The moral of the story is this: every tussle in life is not the 1992 cricket World Cup.

In hindsight, the PTI and Imran Khan will realise that a shifting argument is akin to digging your grave in politics. It baffles me how the grievances about an election in some constituencies were then used to attack, out of frustration, an entire system and demand the PM’s resignation. Corruption, and systemic corruption, isn’t good enough reason to have mid-term elections.

 While the rest of the country was flooded, it was raining bad cricket analogies in Islamabad. 

If the PTI meant to challenge an entire system then it should have framed a broader argument from the beginning -- an argument that would include, as a first step, resignations en masse from all legislatures and a large rally in a major city. There it should have been announced that the party will march on the capital. Win or lose, that’s how you take on a system rather than whine about elections and later decide that you need to talk about a bigger problem. But this wasn’t about a bigger problem. This was about myopia and egotism.

If this was about corruption, the army should not have been painted as the saviour. A party that claims to talk about corruption without mentioning the military establishment’s time honoured questionable designs/actions is being both disingenuous and naive. It’s not flattering when the PTI politicians sound like children rehearsing rote learning about ‘civilian’ corruption. If no one else, Zia would be extremely proud of the PTI.

While the rest of the country was flooded, it was raining bad cricket analogies in Islamabad.

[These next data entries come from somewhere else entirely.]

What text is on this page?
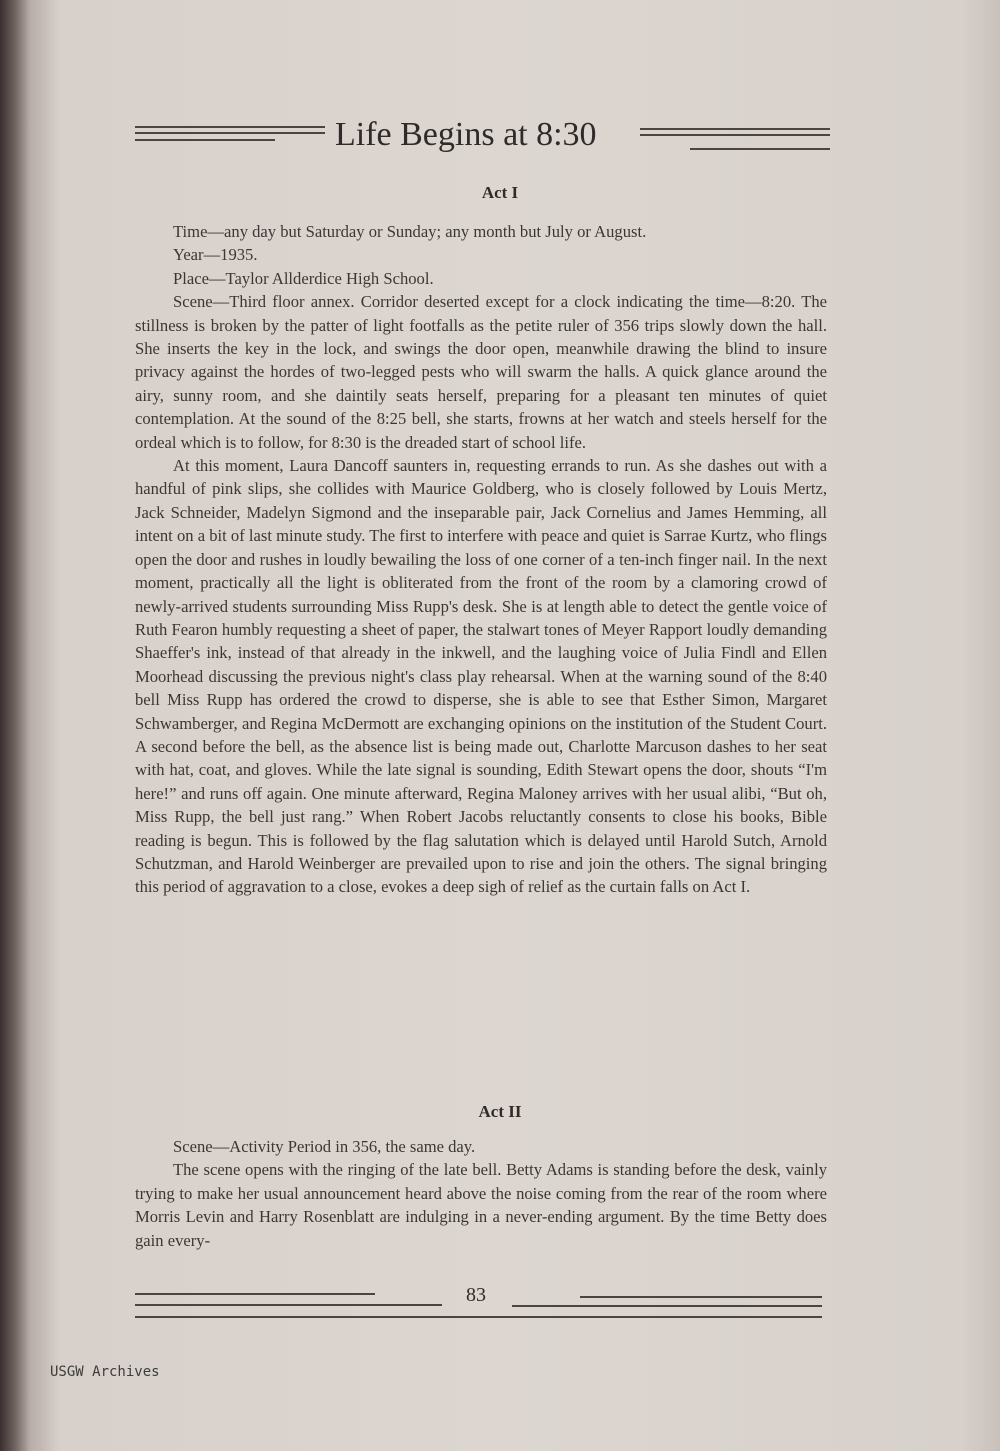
Life Begins at 8:30
Act I

Time—any day but Saturday or Sunday; any month but July or August.

Year—1935.

Place—Taylor Allderdice High School.

Scene—Third floor annex. Corridor deserted except for a clock indicating the time—8:20. The stillness is broken by the patter of light footfalls as the petite ruler of 356 trips slowly down the hall. She inserts the key in the lock, and swings the door open, meanwhile drawing the blind to insure privacy against the hordes of two-legged pests who will swarm the halls. A quick glance around the airy, sunny room, and she daintily seats herself, preparing for a pleasant ten minutes of quiet contemplation. At the sound of the 8:25 bell, she starts, frowns at her watch and steels herself for the ordeal which is to follow, for 8:30 is the dreaded start of school life.

At this moment, Laura Dancoff saunters in, requesting errands to run. As she dashes out with a handful of pink slips, she collides with Maurice Goldberg, who is closely followed by Louis Mertz, Jack Schneider, Madelyn Sigmond and the inseparable pair, Jack Cornelius and James Hemming, all intent on a bit of last minute study. The first to interfere with peace and quiet is Sarrae Kurtz, who flings open the door and rushes in loudly bewailing the loss of one corner of a ten-inch finger nail. In the next moment, practically all the light is obliterated from the front of the room by a clamoring crowd of newly-arrived students surrounding Miss Rupp's desk. She is at length able to detect the gentle voice of Ruth Fearon humbly requesting a sheet of paper, the stalwart tones of Meyer Rapport loudly demanding Shaeffer's ink, instead of that already in the inkwell, and the laughing voice of Julia Findl and Ellen Moorhead discussing the previous night's class play rehearsal. When at the warning sound of the 8:40 bell Miss Rupp has ordered the crowd to disperse, she is able to see that Esther Simon, Margaret Schwamberger, and Regina McDermott are exchanging opinions on the institution of the Student Court. A second before the bell, as the absence list is being made out, Charlotte Marcuson dashes to her seat with hat, coat, and gloves. While the late signal is sounding, Edith Stewart opens the door, shouts “I'm here!” and runs off again. One minute afterward, Regina Maloney arrives with her usual alibi, “But oh, Miss Rupp, the bell just rang.” When Robert Jacobs reluctantly consents to close his books, Bible reading is begun. This is followed by the flag salutation which is delayed until Harold Sutch, Arnold Schutzman, and Harold Weinberger are prevailed upon to rise and join the others. The signal bringing this period of aggravation to a close, evokes a deep sigh of relief as the curtain falls on Act I.

Act II

Scene—Activity Period in 356, the same day.

The scene opens with the ringing of the late bell. Betty Adams is standing before the desk, vainly trying to make her usual announcement heard above the noise coming from the rear of the room where Morris Levin and Harry Rosenblatt are indulging in a never-ending argument. By the time Betty does gain every-

83
USGW Archives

Shocking though that while he kept harping on his cricketing prowess, Imran never looked for a ‘Javed Miandad’ in the PTI: a wily and fearless worker who wears the opponent down. Khan insisted on causing a pitch invasion all along to stop play since he wasn’t getting things his way.

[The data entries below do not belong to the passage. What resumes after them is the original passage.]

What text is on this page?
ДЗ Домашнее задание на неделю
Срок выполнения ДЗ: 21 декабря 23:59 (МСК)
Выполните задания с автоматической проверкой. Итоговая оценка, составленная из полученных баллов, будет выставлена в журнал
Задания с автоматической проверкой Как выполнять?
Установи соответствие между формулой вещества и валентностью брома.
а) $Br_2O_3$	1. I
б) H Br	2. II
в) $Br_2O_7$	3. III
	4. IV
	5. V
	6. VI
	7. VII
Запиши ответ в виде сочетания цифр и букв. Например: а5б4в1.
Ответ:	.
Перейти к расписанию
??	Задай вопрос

Related story: Need better argument

He had an interest all along in raising the ante. His ‘cousin’ Dr. Qadri and he came together to push for one night of mayhem in Islamabad. Their tactics benefited no one and caused unnecessary injuries and lives. While police brutality must be condemned, no one should be naive enough to think that the protesters did nothing to incite violence. Attacks like the one on PTV headquarters do not occur without cause. Once you encourage violence for a cause, it creates its own agency. This is the reason those encouraging the throw of the first stone don’t have to actively manage the violence that ensues: it creates its own momentum.

Then there was the Hashmi moment: reminding the electorate in Pakistan of its powerlessness even though it has a vote. If ‘real’ decisions are made elsewhere and implemented by those wearing the garb of being legitimate political players, it will continue to betray the promises that Khan claims to stand for. Of course, Hashmi’s claims deserve investigation and proof. But he has enough credibility to make people believe that all were not being honest in the PTI camp. This too damages the PTI more than anyone else. The rest can use these alleged events for sympathy vote.

There are other grounds on which the PTI has failed miserably. If being a national level political party comes with a responsibility, and many would argue that it does, then the rhetoric insulting the police force while lauding the army insults the sacrifices of tens of thousands of men and women of the police force who have died protecting us. There was hardly any word from the PTI showing concern about the lives of police officials who suffered because of violence.

If the PTI’s politics is to ‘screw the system to save the system’ then it is on the right track. Otherwise, it needs to mend it’s ways before it takes everyone else down too. Pakistan has multiple problems: corruption is one but not the biggest. If you think it’s a problem bigger than civil-military imbalance, interference by military in political matters or extremism, you have wasted your time reading this. And I have wasted mine.